Application queues host in-flight transition data that, once processed, are cleaned up by DeQueue.
After these messages are processed the Spool (holding references to these rows) can be cleaned.
For example, the RxHostQ publishes data to the orchestration PxHostQ which in turn publishes data to the sending TxHostQ each referencing a row in the Spool table. After the messages for a particular HostQ have successfully processed through the system these rows are deleted by DeQueue. After these rows are deleted, the Spool (which is no longer referenced by these rows) can then be cleaned by the purge jobs.
Application Queue growth indicates that the Host Instances responsible for draining the Application Queue are unable to keep up with the incoming rate, that is, the rate at which messages are being published to the particular application queue.
For example, the orchestration application queue (PxHostQ) may grow because the server responsible for processing orchestrations is CPU bound and unable to process any faster. However, if the receiving server is fast it may publish faster than what the orchestration server can process leading to the application queue growth.
Another reason for orchestration queue growth could be due to memory contention whereby numerous long running orchestration instances are all concurrently instantiated in memory, causing memory bloat indirectly causing throttling to shrink the thread pool until memory pressure is relieved. One reason why the send application queue may grow is if the downstream system is unable to receive (outgoing from BizTalk) messages fast enough. Thus the messages will continue to reside within the BizTalk system causing Application queue growth which will ultimately cause throttling to kick in reducing the receiving rate impacting the overall throughput of the system.
The TrackingData table in the MessageBox database is a transition table into which interceptors write tracking data for both message and service instance tracking and BAM tracking. If tracking is disabled, this table should be empty. By default message and service instance tracking is enabled for the pipelines and orchestrations In/Out events.

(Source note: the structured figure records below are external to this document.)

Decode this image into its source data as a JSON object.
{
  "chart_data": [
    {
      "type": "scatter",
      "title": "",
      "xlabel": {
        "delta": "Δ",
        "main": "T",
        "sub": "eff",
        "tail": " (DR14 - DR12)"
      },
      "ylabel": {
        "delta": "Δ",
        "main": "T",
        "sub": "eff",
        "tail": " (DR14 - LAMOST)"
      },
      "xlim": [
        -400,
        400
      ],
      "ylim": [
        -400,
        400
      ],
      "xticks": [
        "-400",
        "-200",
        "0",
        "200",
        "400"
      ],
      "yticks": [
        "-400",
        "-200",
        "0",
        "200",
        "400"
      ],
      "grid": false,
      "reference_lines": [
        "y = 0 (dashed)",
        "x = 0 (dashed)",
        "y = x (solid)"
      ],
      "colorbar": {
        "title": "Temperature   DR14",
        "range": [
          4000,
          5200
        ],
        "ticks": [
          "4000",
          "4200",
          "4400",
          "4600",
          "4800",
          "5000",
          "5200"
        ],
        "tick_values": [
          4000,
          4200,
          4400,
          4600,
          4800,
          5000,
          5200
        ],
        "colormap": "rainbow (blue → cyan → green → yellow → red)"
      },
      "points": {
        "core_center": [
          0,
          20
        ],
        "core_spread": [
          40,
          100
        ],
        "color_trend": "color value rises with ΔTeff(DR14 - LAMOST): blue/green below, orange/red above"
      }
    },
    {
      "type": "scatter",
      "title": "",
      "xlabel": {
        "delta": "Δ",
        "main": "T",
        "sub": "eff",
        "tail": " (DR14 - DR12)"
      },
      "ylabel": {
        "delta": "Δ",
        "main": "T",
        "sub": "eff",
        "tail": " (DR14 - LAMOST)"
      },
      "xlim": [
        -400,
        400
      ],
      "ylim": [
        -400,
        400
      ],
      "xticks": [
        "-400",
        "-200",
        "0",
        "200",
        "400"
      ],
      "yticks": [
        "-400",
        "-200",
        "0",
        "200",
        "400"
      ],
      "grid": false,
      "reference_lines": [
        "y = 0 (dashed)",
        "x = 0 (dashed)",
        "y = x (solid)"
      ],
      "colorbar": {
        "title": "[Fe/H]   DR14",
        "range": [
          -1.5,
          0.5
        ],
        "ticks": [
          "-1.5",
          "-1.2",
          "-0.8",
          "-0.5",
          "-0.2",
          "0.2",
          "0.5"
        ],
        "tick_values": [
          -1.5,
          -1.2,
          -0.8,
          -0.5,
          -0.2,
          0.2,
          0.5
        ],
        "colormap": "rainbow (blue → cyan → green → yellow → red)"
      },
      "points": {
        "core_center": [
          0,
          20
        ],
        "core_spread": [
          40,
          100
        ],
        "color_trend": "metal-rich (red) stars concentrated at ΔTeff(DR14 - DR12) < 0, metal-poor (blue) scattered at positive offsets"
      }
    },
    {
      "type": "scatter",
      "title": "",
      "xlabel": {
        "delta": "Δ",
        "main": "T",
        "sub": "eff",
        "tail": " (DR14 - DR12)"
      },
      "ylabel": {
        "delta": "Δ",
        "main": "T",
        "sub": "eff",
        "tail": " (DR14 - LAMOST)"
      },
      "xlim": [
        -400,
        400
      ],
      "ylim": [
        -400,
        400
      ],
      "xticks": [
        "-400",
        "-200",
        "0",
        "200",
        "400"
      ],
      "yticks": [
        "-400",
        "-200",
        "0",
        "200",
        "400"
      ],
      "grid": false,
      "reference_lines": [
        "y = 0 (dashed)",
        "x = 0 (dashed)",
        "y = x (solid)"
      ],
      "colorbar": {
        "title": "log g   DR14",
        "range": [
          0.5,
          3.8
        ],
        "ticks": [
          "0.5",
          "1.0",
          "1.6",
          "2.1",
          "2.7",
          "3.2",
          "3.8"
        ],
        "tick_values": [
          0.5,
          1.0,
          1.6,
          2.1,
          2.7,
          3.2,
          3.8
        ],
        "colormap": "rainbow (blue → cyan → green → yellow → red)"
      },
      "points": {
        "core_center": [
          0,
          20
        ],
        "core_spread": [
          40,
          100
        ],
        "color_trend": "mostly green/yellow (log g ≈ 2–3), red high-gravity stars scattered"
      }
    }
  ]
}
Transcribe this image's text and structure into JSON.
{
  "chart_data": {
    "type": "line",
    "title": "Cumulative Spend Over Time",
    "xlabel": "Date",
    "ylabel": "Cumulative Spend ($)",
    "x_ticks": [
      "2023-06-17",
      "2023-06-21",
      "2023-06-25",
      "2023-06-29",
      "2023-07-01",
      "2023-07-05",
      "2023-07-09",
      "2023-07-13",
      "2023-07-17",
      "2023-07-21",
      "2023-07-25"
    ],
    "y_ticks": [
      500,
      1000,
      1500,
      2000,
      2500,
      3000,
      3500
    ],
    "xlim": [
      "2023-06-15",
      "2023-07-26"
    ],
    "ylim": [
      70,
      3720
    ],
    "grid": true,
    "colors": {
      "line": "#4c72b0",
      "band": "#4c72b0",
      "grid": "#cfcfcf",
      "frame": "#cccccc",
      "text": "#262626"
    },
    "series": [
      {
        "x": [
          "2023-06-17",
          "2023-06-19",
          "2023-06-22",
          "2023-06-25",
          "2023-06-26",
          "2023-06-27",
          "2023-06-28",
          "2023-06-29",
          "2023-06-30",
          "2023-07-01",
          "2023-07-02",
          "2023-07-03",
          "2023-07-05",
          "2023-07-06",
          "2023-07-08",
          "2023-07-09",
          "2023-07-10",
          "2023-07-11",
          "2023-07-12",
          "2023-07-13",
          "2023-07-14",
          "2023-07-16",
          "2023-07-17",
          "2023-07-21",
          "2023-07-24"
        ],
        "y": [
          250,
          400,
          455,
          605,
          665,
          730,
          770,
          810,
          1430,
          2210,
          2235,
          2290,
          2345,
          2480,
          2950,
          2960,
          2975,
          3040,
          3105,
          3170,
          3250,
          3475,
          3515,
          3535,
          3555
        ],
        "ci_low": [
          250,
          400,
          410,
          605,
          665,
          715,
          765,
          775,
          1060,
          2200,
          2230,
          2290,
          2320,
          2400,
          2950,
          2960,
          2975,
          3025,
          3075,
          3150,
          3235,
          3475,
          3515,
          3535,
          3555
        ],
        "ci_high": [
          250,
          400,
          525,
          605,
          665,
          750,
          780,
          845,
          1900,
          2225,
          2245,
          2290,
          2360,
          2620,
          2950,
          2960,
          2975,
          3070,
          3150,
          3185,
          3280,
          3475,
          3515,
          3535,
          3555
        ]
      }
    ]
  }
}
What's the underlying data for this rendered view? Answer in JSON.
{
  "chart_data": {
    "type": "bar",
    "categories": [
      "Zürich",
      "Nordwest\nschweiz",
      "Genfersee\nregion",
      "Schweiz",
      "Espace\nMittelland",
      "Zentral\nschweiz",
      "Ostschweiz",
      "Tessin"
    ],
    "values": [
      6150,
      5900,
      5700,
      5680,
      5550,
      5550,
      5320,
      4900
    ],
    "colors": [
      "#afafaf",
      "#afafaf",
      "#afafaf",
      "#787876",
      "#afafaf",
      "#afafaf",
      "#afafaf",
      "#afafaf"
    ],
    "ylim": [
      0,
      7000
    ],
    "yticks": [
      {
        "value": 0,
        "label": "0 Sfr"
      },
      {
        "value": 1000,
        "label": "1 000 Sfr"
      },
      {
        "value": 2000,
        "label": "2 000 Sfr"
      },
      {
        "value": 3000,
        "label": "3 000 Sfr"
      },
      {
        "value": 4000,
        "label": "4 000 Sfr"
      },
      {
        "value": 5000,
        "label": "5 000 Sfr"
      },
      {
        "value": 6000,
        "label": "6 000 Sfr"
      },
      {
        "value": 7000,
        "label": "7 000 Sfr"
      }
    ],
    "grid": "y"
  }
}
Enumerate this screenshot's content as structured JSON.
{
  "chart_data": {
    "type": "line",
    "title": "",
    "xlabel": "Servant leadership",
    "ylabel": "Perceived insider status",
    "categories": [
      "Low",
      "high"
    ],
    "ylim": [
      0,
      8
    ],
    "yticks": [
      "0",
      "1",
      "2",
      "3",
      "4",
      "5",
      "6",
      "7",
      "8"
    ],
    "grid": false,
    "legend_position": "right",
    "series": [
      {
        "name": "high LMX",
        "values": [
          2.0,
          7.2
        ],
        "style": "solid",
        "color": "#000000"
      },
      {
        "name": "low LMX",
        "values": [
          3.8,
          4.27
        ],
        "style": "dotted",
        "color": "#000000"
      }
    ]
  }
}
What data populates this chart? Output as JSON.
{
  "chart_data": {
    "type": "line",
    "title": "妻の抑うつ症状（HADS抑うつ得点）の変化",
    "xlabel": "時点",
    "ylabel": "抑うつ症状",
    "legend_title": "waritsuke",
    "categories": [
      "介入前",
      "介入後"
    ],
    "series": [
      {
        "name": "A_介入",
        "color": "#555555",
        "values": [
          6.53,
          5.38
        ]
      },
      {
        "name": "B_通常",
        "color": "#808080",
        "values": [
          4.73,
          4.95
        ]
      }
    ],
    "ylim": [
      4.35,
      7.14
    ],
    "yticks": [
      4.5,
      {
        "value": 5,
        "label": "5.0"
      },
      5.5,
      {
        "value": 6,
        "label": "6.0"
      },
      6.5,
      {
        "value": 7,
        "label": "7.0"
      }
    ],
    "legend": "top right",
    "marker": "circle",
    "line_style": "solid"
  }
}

If Message Body Tracking is enabled, ensure that the MessageBox server (that is, the host with "allow host tracking") is running. It will reduce a bottleneck as it moves data from TrackingData table in the MessageBox database to the BizTalkDTADb tables.
It is possible to track custom events by enabling custom message and service instance tracking, for example, on promoted properties and message body tracking. In addition to tracking data, BAM data is also written to this table. It is the responsibility of TDDS (the host on which tracking is enabled) to move this data from the MessageBox database to the BizTalkDTADb and BAMPrimaryImport databases, and then once successfully moved, delete this data. Message body tracking data is moved separately by a SQL-Agent job TrackedMessages_Copy_BizTalkMsgBoxDb.
If TDDS is unable to keep up with the rate at which the interceptors are writing data to the TrackingData table, this table will grow, causing throttling to kick in, ultimately impacting sustainable throughput. To alleviate this problem, ensure that at least 1 host is running with tracking enabled.
If the data still builds up, verify the BizTalkDTADb database to ensure that the database is not growing out of control. Ensure that the archiving and purging job is running and is able to keep up with the rate at which data is arriving.
The purge job is unable to delete data from the BizTalkDTADb tables until this data has been archived.
Verify that the TrackingData table is not growing. Ensure that at least 1 host instance that is running has tracking enabled (TDDS). If the BizTalkDTADb database has grown too large, it can have a negative impact on the ability of TDDS to move data from the MessageBox database to the BizTalkDTADb database.
Growth in the TrackingData table can cause throttling to kick in, impacting sustainable runtime throughput.